PROVO — When Madison Perry, a Brigham Young University student from Provo, moves in to the new Village at South Campus on Aug. 20, she will be living in a first-of-its-kind student housing project in the state. According to Scott Clements, the owner’s representative, projects like this are few and far between.

“This is very exciting for me,” Perry said.

Her mother Kathryn Perry added, “This is a wonderful opportunity for her to meet a lot of people in her college experience. It also provides safety.”

Madison Perry will be one of 944 students at the new complex that features valet trash service, towel service at the state-of-the-art fitness facility and a personal wireless network for each tenant.

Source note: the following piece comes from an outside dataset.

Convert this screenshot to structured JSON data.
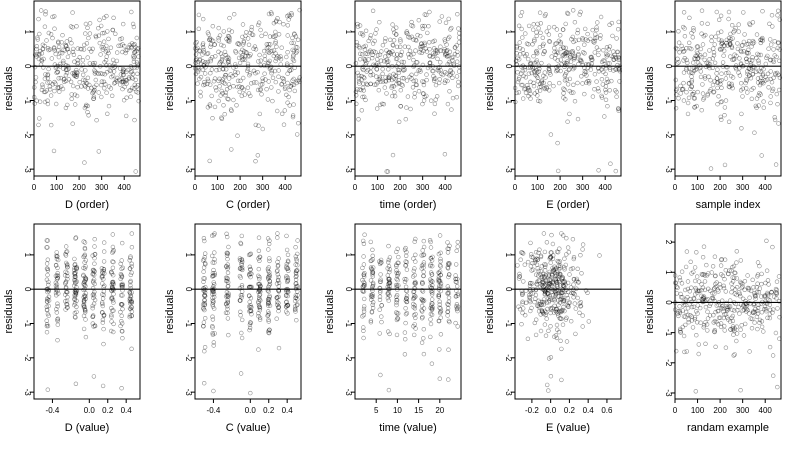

The Village at South Campus at 605 E. 600 North consists of two five-story residential towers. The main building has a two-story common area with a swimming pool and hot tub, grocery market, two restaurants, lounge, several group study areas and a grassy area with outdoor grills and picnic areas. Each apartment has four bedrooms, two bathrooms and a laundry room. Apartments are 1,100 to 1,600 square feet, and rent ranges from $375 to $475 a month. The complex also offers ADA-approved apartments with larger hallways, accessible appliances and bathrooms with easy access showers with seating. Each apartment also comes with a large storage closet.

The complex offers 690 parking stalls, enough for about three-fourths of its tenants at any one time. About 590 of those will be underground in the one-level parking garage.

A ribbon-cutting was held Friday for dignitaries and the public to take tours of the complex. Provo Mayor John Curtis, who attended BYU and lived in the King Henry Apartments as a student, said the new complex was “truly amazing.” The city is paying special attention to how the parking situation affects the surrounding Joaquin neighborhood.

“We’re watching the parking situation and are optimistic,” Curtis said. “The underground parking is the same footprint as the complex.”

Jeff Rust, director of Corporate Alliance, took the tour as well.

“My favorite part is the natural areas for connecting for the students,” he said. “It was done with a purposeful decision in bringing people together.”

Rust said his only college housing experience was living in the dorms at BYU.

Jamie Dunn, one of three partners of Peak Capital, the developers of the project, said, “We are trying to bring a higher quality to the student marketplace.

“Anytime you do a development of this sort there are issues the city and the developer must work through. As we’ve come to the end this has truly been a positive experience,” Dunn added.

While the complex looks more like a hotel — it even features restaurant room service — it’s not just for rich kids, Dunn said. “There are people who have moved in here just for the high security. Parents are willing to spend $30 more for that.”

The complex sits on the site of the former Joaquin Elementary School and has been in development for several years. The site sat vacant for some years after the original developer went bankrupt. The project finally began moving forward again in 2010.

Late last year Dunn said they were trying to decide what to call the place but people kept pronouncing “Joaquin” different ways. Instead of using the old name they had a naming contest. The student whose name was chosen would get a year of free rent.

At the time Jordan Bready, a junior from American Fork, was serving an LDS mission in Taipei, Taiwan. Her father sent her an email about the contest. “I had lived in a tiny house just south of campus. I had seen pictures of the project going up. It looked like a village, so I named it the Village at South Campus.”

Bready found out she had won the contest soon after she returned home. “I thought I was never going to live in a place like this until I was 45. I’m a poor returned missionary and I am so excited.”

The complex is BYU-approved and is open to students from BYU and Utah Valley University willing to live by BYU housing standards. Taking one class, even an LDS Institute class, qualify a person as a student if they agree with the contract.

According to Dunn, 93 percent of the units have been rented with only rooms for men available. He anticipates it will be filled before school starts in three weeks. There is a waiting list.